Aditya sontak kembali bergeming, merasa apa yang diucapkan putrinya itu benar adanya.
"Sekarang, kalian mau aku menikah dengan Arsenio kan? Baiklah, aku akan bersedia. Tapi, aku anggap kalau Papa sudah menjualku, sebagai pelunas utang. Jadi, itu berarti kita tidak punya hubungan lagi. Karena barang yang sudah dijual dan dibeli oleh orang, tidak punya kaitan lagi," lanjut Aozora lagi dengan tegas.
"Tidak seperti itu, Nak! Kamu sama sekali tidak papa jual. Kamu hanya papa minta menikah," Aditya mulai panik.
"Sama saja. Karena aku papa minta menikah, untuk membayar utang. Orang tua mana yang tega mengorbankan putrinya sendiri demi membayar utang? Bukannya itu termasuk papa menjualku? Pokoknya, aku tegaskan kalau aku sudah menikah dengan pria itu, berarti kita sudah tidak punya hubungan apapun!" tegas Aozora.
"Terserah kamu, mau bilang apa, aku tidak peduli! Mau kamu bilang kalau kamu itu dijual dan tidak punya hubungan apapun dengan kami, aku tidak peduli. Karena aku juga tidak ingin punya hubungan apapun denganmu," ucap Dona dengan sinis.
"Sayang! Dia itu anakku!" bentak Aditya.
"Apaan sih? Kan dia sendiri yang bilang akan memutuskan hubungan denganmu, kalau dia menikah dengan Arsenio? jadi untuk apa kamu marah? Lagian, kamu mau dia tidak menikah dengan Arsenio, yang ujung-ujungnya perusahaan akan bangkrut? Tidak kan? Jadi, mending kamu iyakan deh,"
Aditya lagi-lagi terdiam, membenarkan ucapan istrinya.
"Tidak, aku tidak mau perusahaan itu hancur," gumam Aditya.
"Nah kalau begitu, iya kan saja pada yang dia katakan. Repot amat. Perusahaan lebih penting dari dia," ucap Dona lagi.
Aozora berdecih, kemudian tersenyum smirk berusaha menutupi rasa sakit hatinya melihat papanya yang ternyata lebih mementingkan perusahaan dibandingkan dirinya.

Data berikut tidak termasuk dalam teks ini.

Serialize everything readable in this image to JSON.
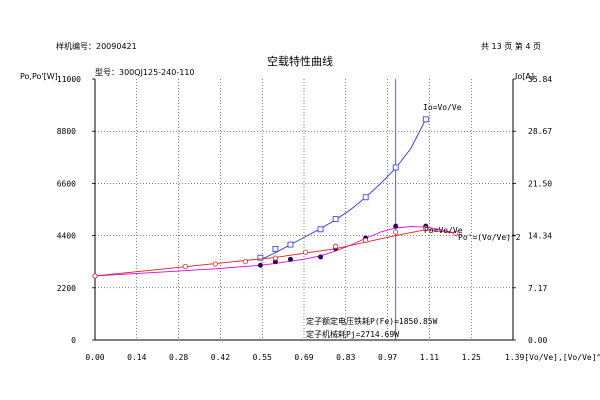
{
  "header": {
    "sample_no": "样机编号：20090421",
    "page_info": "共 13 页  第 4 页"
  },
  "chart_data": {
    "type": "line",
    "title": "空载特性曲线",
    "model": "型号：300QJ125-240-110",
    "ylabel_left": "Po,Po'[W]",
    "ylabel_right": "Io[A]",
    "xlabel": "[Vo/Ve],[Vo/Ve]^2",
    "xlim": [
      0,
      1.39
    ],
    "ylim_left": [
      0,
      11000
    ],
    "ylim_right": [
      0,
      35.84
    ],
    "x_ticks": [
      "0.00",
      "0.14",
      "0.28",
      "0.42",
      "0.55",
      "0.69",
      "0.83",
      "0.97",
      "1.11",
      "1.25",
      "1.39"
    ],
    "y_left_ticks": [
      "0",
      "2200",
      "4400",
      "6600",
      "8800",
      "11000"
    ],
    "y_right_ticks": [
      "0.00",
      "7.17",
      "14.34",
      "21.50",
      "28.67",
      "35.84"
    ],
    "ref_line_x": 1.0,
    "series": [
      {
        "name": "Io=Vo/Ve",
        "axis": "right",
        "color": "#3030e0",
        "marker": "square",
        "points": [
          [
            0.55,
            11.3
          ],
          [
            0.6,
            12.5
          ],
          [
            0.65,
            13.1
          ],
          [
            0.75,
            15.2
          ],
          [
            0.8,
            16.6
          ],
          [
            0.9,
            19.6
          ],
          [
            1.0,
            23.7
          ],
          [
            1.1,
            30.3
          ]
        ],
        "curve": [
          [
            0.55,
            11.0
          ],
          [
            0.6,
            12.0
          ],
          [
            0.65,
            13.1
          ],
          [
            0.7,
            14.2
          ],
          [
            0.75,
            15.3
          ],
          [
            0.8,
            16.5
          ],
          [
            0.85,
            17.9
          ],
          [
            0.9,
            19.6
          ],
          [
            0.95,
            21.5
          ],
          [
            1.0,
            23.6
          ],
          [
            1.05,
            26.3
          ],
          [
            1.1,
            30.3
          ]
        ]
      },
      {
        "name": "Po=Vo/Ve",
        "axis": "left",
        "color": "#e000e0",
        "marker": "filled-dot",
        "points": [
          [
            0.0,
            2700
          ],
          [
            0.55,
            3150
          ],
          [
            0.6,
            3300
          ],
          [
            0.65,
            3400
          ],
          [
            0.75,
            3500
          ],
          [
            0.8,
            3850
          ],
          [
            0.9,
            4300
          ],
          [
            1.0,
            4800
          ],
          [
            1.1,
            4800
          ]
        ],
        "curve": [
          [
            0.0,
            2700
          ],
          [
            0.2,
            2850
          ],
          [
            0.4,
            3000
          ],
          [
            0.55,
            3150
          ],
          [
            0.6,
            3230
          ],
          [
            0.65,
            3320
          ],
          [
            0.7,
            3420
          ],
          [
            0.75,
            3550
          ],
          [
            0.8,
            3750
          ],
          [
            0.85,
            4000
          ],
          [
            0.9,
            4280
          ],
          [
            0.95,
            4550
          ],
          [
            1.0,
            4720
          ],
          [
            1.05,
            4780
          ],
          [
            1.1,
            4760
          ],
          [
            1.15,
            4650
          ],
          [
            1.2,
            4500
          ]
        ]
      },
      {
        "name": "Po'=(Vo/Ve)^2",
        "axis": "left",
        "color": "#e02020",
        "marker": "open-circle",
        "points": [
          [
            0.0,
            2700
          ],
          [
            0.3,
            3100
          ],
          [
            0.4,
            3200
          ],
          [
            0.5,
            3300
          ],
          [
            0.6,
            3450
          ],
          [
            0.7,
            3700
          ],
          [
            0.8,
            3950
          ],
          [
            0.9,
            4200
          ],
          [
            1.0,
            4550
          ],
          [
            1.1,
            4700
          ],
          [
            1.2,
            4500
          ]
        ],
        "curve": [
          [
            0.0,
            2700
          ],
          [
            0.2,
            2960
          ],
          [
            0.4,
            3220
          ],
          [
            0.6,
            3480
          ],
          [
            0.8,
            3850
          ],
          [
            1.0,
            4400
          ],
          [
            1.1,
            4650
          ],
          [
            1.2,
            4500
          ]
        ]
      }
    ],
    "annotations": [
      "定子额定电压铁耗P(Fe)=1850.85W",
      "定子机械耗Pj=2714.69W"
    ]
  }
}
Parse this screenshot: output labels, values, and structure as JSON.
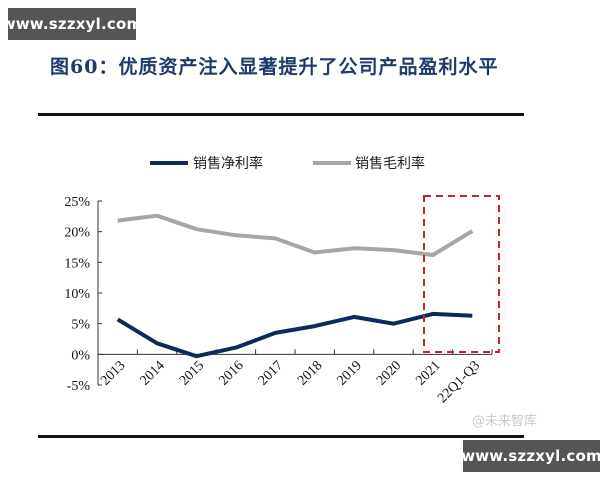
{
  "watermark": {
    "top": "www.szzxyl.com",
    "bottom": "www.szzxyl.com",
    "source": "@未来智库"
  },
  "title": "图60：优质资产注入显著提升了公司产品盈利水平",
  "colors": {
    "net_margin": "#0e2a5c",
    "gross_margin": "#a6a6a6",
    "highlight_box": "#c0242c",
    "title": "#1f3a6b"
  },
  "chart_data": {
    "type": "line",
    "title": "图60：优质资产注入显著提升了公司产品盈利水平",
    "xlabel": "",
    "ylabel": "",
    "categories": [
      "2013",
      "2014",
      "2015",
      "2016",
      "2017",
      "2018",
      "2019",
      "2020",
      "2021",
      "22Q1-Q3"
    ],
    "series": [
      {
        "name": "销售净利率",
        "color": "#0e2a5c",
        "values": [
          5.7,
          1.8,
          -0.3,
          1.1,
          3.5,
          4.6,
          6.1,
          5.0,
          6.6,
          6.3
        ]
      },
      {
        "name": "销售毛利率",
        "color": "#a6a6a6",
        "values": [
          21.8,
          22.6,
          20.4,
          19.4,
          18.9,
          16.6,
          17.3,
          17.0,
          16.2,
          20.1
        ]
      }
    ],
    "yticks": [
      "25%",
      "20%",
      "15%",
      "10%",
      "5%",
      "0%",
      "-5%"
    ],
    "ylim": [
      -5,
      25
    ],
    "grid": false,
    "legend_position": "top",
    "annotations": [
      {
        "type": "dashed-box",
        "color": "#c0242c",
        "covers": [
          "2021",
          "22Q1-Q3"
        ]
      }
    ]
  }
}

"Tante, apa Tante lupa kalau itu perusahaan peninggalan mamaku? Jadi kalau utang sudah lunas, berarti perusahaan itu akan kembali padaku sebagai ahli waris. Rumah ini juga diwariskan padaku, jadi setelah aku menikah, sebaiknya kalian pergi karena kita sudah tidak punya hubungan lagi!" ujar Aozora, sinis.
Tawa Dona seketika pecah mendengar ucapan yang terlontar dari mulut Aozora.
"Kamu kira perusahaan dan rumah masih atas namamu? Semuanya sudah aku alihkan atas nama Tsania,"
Mata Aozora membesar, terkesiap kaget mendengar ucapan wanita paruh baya itu.
"Tante jangan bohong, karena aku sama sekali tidak pernah menandatangani, perpindahan nama," Aozora sama sekali tidak percaya.
"Sangat mudah untuk memalsukan tanda tanganmu, Aozora," ucap Dona tersenyum sinis.
"Kalian benar-benar brengsek! Dan papa benar-benar sudah dibohongi wanita culas ini!" umpat Aozora.
Ingin sekali Aozora mengatakan kalau dia juga tidak perlu lagi, untuk menikah dengan Arsenio, karena bagaimanapun perusahaan itu bukan miliknya lagi. Tapi, dia menggantung ucapannya di udara, karena dia seperti itu, berarti perusahaan peninggalan mamanya benar-benar akan bangkrut dan dia tidak punya kesempatan untuk merebut kembali perusahaan mamanya.
"Baiklah, berarti aku memang harus menikah dengan pria itu, sembari memikirkan cara untuk merebut kembali semua harta peninggalan almarhum mama," bisik Aozora pada dirinya sendiri.
"Baiklah, sekarang kalian semua bisa menang. Tapi, aku tidak akan pernah tinggal diam. Cepat atau lambat, aku akan mengambil alih apa yang harusnya menjadi milikku!" pungkas Aozora dengan tegas.
Tanpa mereka sadari, pembicaraan mereka semua didengar oleh seorang wanita paruh baya yang merupakan ibu dari Arsenio, pria yang akan menjadi suami Aozora. Wanita itu tadinya berniat akan menjemput calon menantunya sendiri.
"Aku akan kembali ke mobil. Sekarang kalian sendiri yang masuk, dan bawa calon nona muda kalian ke rumah!" titahnya, sembari melangkahan kakinya menuju mobil.